Figure 5.

(A) Single PCR run as it appears at the PCR display. These PCR amplification curves showing results from the 4 positions of the PCR device. We used complementary DNA (cDNA) from H7N9 HA gene for testing purpose. The AU stands for arbitrary units. Once the PCR completed, the MCAs were performed with a melting temperature value of (83.36 ± 0.63) °C (mean ± standard deviation). Measurement uncertainties emanate from the manual placement of the droplet. Slight droplet misalignments at the heater cause temperature variations between various experimental runs, thereby affecting the overall PCR efficiency. Also, due to these temperature variations, we readily observe a slight shift in the measured melting temperature. (B) Measurements performed at the 4 positions with identical concentration of all samples performed three times to suppress random error.

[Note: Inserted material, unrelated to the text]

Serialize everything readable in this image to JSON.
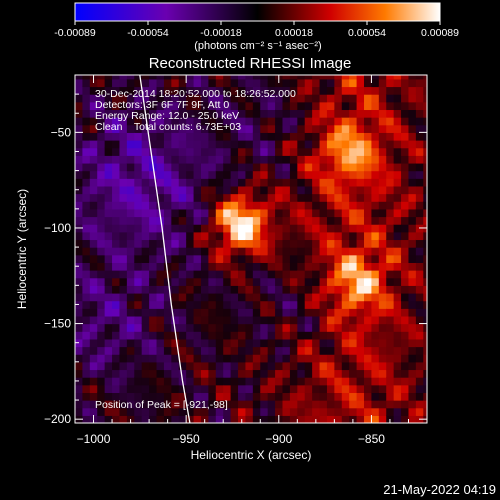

The corresponding extracted critical thresholds (C_T) are shown in Table 2. Greater value of C_T at position 4 suggests lower amplification efficiency at that position. This may be caused by a temperature variation due to a non-optimized bonding process of the silicon chip to the PCB. (C) PCR results from position 1 with calculated number of cDNA copies in the sample from ≈ 12500 down to ≈ 1.25. These numbers are calculated by a 10× dilution starting from ≈ 12500. Since only whole number of cDNA copies per sample exist, fractional values imply the statistically most probably value. Each experiment was performed three times. (D) Extracted standard real-time PCR curve from results in Figure 5C showing C_T value as function of LOG (cDNA concentration). The slope of (−3.02 ± 0.16) cycles at threshold per decade (mean ± standard deviation) corresponds to PCR efficiency of (0.91 ± 0.05) per cycle (mean ± standard deviation).